Por isso perguntou a Tommy: — Por que motivo alguém haveria de escrever sobre a escola? Tommy fitou-a com um olhar cheio de superioridade. — Porque não é o nosso tipo de escola, sua burra. É o tipo antigo de escola, que houve faz muitos anos atrás. — E aduziu altivamente, pronunciando a palavra com muito cuidado: — Muitos séculos. Margie sentiu-se magoada.
— Bem, eu não sei que tipo de escola eles tinham lá naquele tempo. — Leu o livro sobre o ombro do menino por algum tempo e depois disse: “— Seja lá como for, tinham um professor”.
— Claro que tinham, mas não era um professor comum. Era um homem.
— Um homem? E como é que o homem podia ser professor?
— Bem, ele só dizia aos meninos e meninas as coisas, e dava deveres de casa, fazia perguntas a eles.
— Um homem não é sabido bastante para isso.
— Claro que é. Meu pai sabe tanto quanto meu professor.
— Não pode saber. Um homem não pode saber tanto como um professor.
— Ele sabe quase tanto, aposto com você. Margie não estava em condições de contradizer, pelo que declarou:
— Eu não havia de querer um homem desconhecido em minha casa para me ensinar. Tommy prorrompeu em gargalhadas.
— Você não sabe muita coisa, Margie. Os professores não ficavam nas casas. Tinham um edifício especial e as crianças iam lá.
— E todas as crianças aprendiam a mesma coisa?
— Claro, se fossem da mesma idade.
— Mas minha mãe disse que um professor precisa ser ajustado para combinar com a mente de cada menino e menina a quem ensina, e que cada criança tem de ser ensinada de modo diferente.
— Mesmo assim eles não faziam isso, naquele tempo. Se você não está gostando, não precisa ler o livro.
— Eu não disse que não estava gostando — apressou-se a afirmar.

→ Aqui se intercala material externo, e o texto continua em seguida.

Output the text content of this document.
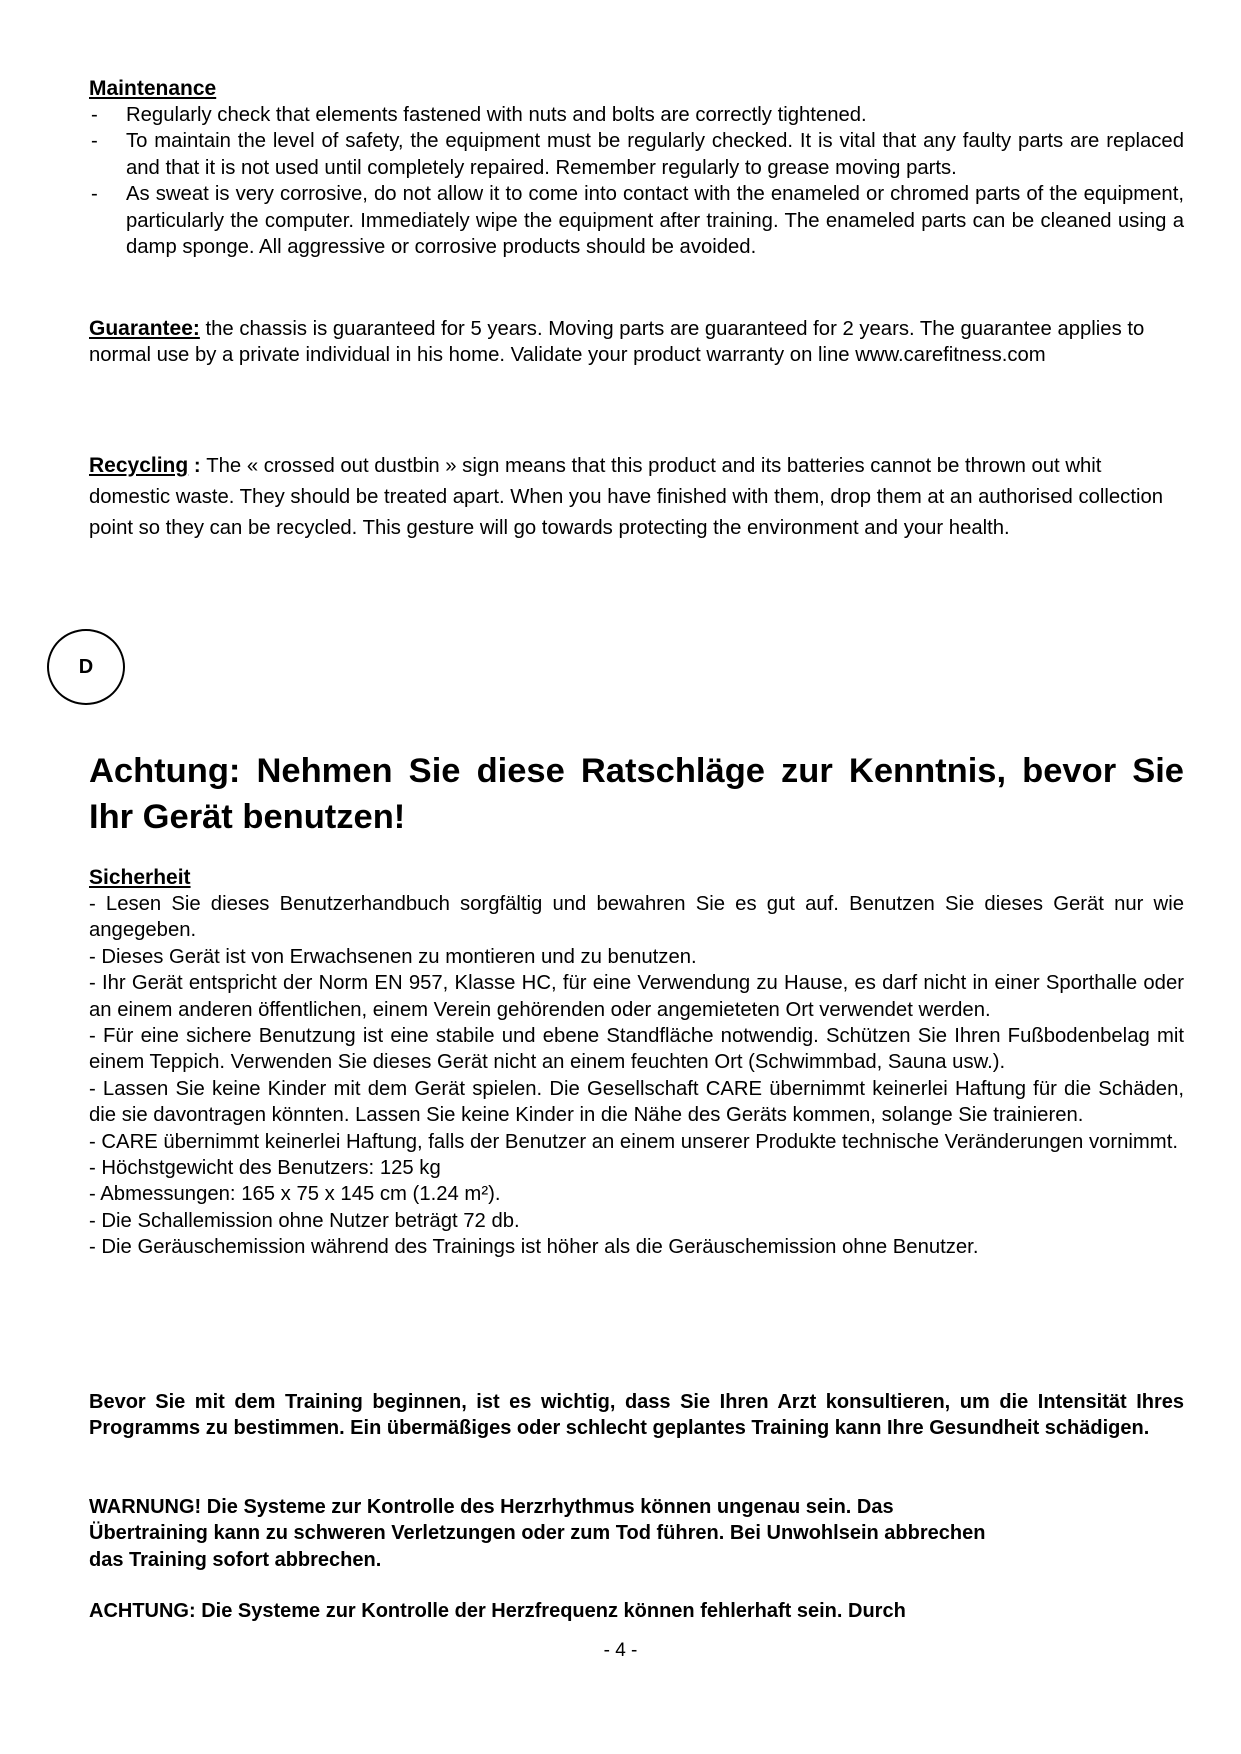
Maintenance

- Regularly check that elements fastened with nuts and bolts are correctly tightened.
- To maintain the level of safety, the equipment must be regularly checked. It is vital that any faulty parts are replaced and that it is not used until completely repaired. Remember regularly to grease moving parts.
- As sweat is very corrosive, do not allow it to come into contact with the enameled or chromed parts of the equipment, particularly the computer. Immediately wipe the equipment after training. The enameled parts can be cleaned using a damp sponge. All aggressive or corrosive products should be avoided.

Guarantee: the chassis is guaranteed for 5 years. Moving parts are guaranteed for 2 years. The guarantee applies to normal use by a private individual in his home. Validate your product warranty on line www.carefitness.com

Recycling : The « crossed out dustbin » sign means that this product and its batteries cannot be thrown out whit domestic waste. They should be treated apart. When you have finished with them, drop them at an authorised collection point so they can be recycled. This gesture will go towards protecting the environment and your health.

D

Achtung: Nehmen Sie diese Ratschläge zur Kenntnis, bevor Sie Ihr Gerät benutzen!

Sicherheit

- Lesen Sie dieses Benutzerhandbuch sorgfältig und bewahren Sie es gut auf. Benutzen Sie dieses Gerät nur wie angegeben.

- Dieses Gerät ist von Erwachsenen zu montieren und zu benutzen.

- Ihr Gerät entspricht der Norm EN 957, Klasse HC, für eine Verwendung zu Hause, es darf nicht in einer Sporthalle oder an einem anderen öffentlichen, einem Verein gehörenden oder angemieteten Ort verwendet werden.

- Für eine sichere Benutzung ist eine stabile und ebene Standfläche notwendig. Schützen Sie Ihren Fußbodenbelag mit einem Teppich. Verwenden Sie dieses Gerät nicht an einem feuchten Ort (Schwimmbad, Sauna usw.).

- Lassen Sie keine Kinder mit dem Gerät spielen. Die Gesellschaft CARE übernimmt keinerlei Haftung für die Schäden, die sie davontragen könnten. Lassen Sie keine Kinder in die Nähe des Geräts kommen, solange Sie trainieren.

- CARE übernimmt keinerlei Haftung, falls der Benutzer an einem unserer Produkte technische Veränderungen vornimmt.

- Höchstgewicht des Benutzers: 125 kg

- Abmessungen: 165 x 75 x 145 cm (1.24 m²).

- Die Schallemission ohne Nutzer beträgt 72 db.

- Die Geräuschemission während des Trainings ist höher als die Geräuschemission ohne Benutzer.

Bevor Sie mit dem Training beginnen, ist es wichtig, dass Sie Ihren Arzt konsultieren, um die Intensität Ihres Programms zu bestimmen. Ein übermäßiges oder schlecht geplantes Training kann Ihre Gesundheit schädigen.

WARNUNG! Die Systeme zur Kontrolle des Herzrhythmus können ungenau sein. Das

Übertraining kann zu schweren Verletzungen oder zum Tod führen. Bei Unwohlsein abbrechen

das Training sofort abbrechen.

ACHTUNG: Die Systeme zur Kontrolle der Herzfrequenz können fehlerhaft sein. Durch

- 4 -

— Queria saber mais sobre aquelas escolas engraçadas. Não haviam sequer chegado à metade do livro quando a mãe de Margie chamou:
— Margie! Escola! Margie ergueu o olhar.
— Ainda não, mamãe.
— Agora! — ordenou a Sra. Jones.
— E deve ser hora para Tommy, também.
Margie disse a Tommy:
— Posso ler o livro um pouco mais com você, depois da escola?
— Talvez — disse ele, indiferente e afastou-se assoviando, o livro velho e empoeirado enfiado embaixo do braço.
Margie foi para a sala de aula, ao lado do seu quarto, e o professor mecânico lá se encontrava à espera. Sempre estava lá à mesma hora, todos os dias, com exceção aos sábados e domingos, porque sua mãe dissera que as meninas pequenas aprendiam melhor se aprendessem em horas habituais.
A tela se acendeu e dizia: “A lição de aritmética de hoje é a adição de frações próprias. Por favor, ponha os deveres de casa de ontem na entrada certa.”
Margie o fez, suspirando. Pensava nas antigas escolas que existiam quando o avô de seu avô fora pequenino. Todas as crianças de toda a vizinhança apareciam, rindo e gritando no pátio, sentavam-se juntas na sala de aula, iam juntas para casa ao encerramento do dia. Aprendiam as mesmas coisas, de modo que podiam ajudarse mutuamente nos deveres de casa e falar sobre os mesmos. E os professores eram gente…
O professor mecânico apresentava na tela: “Quando somamos as frações 1/2 e 1/4…”
Margie pensava como as crianças deviam ter gostado daquilo, nos dias de antigamente. Estava pensando em como se divertiam.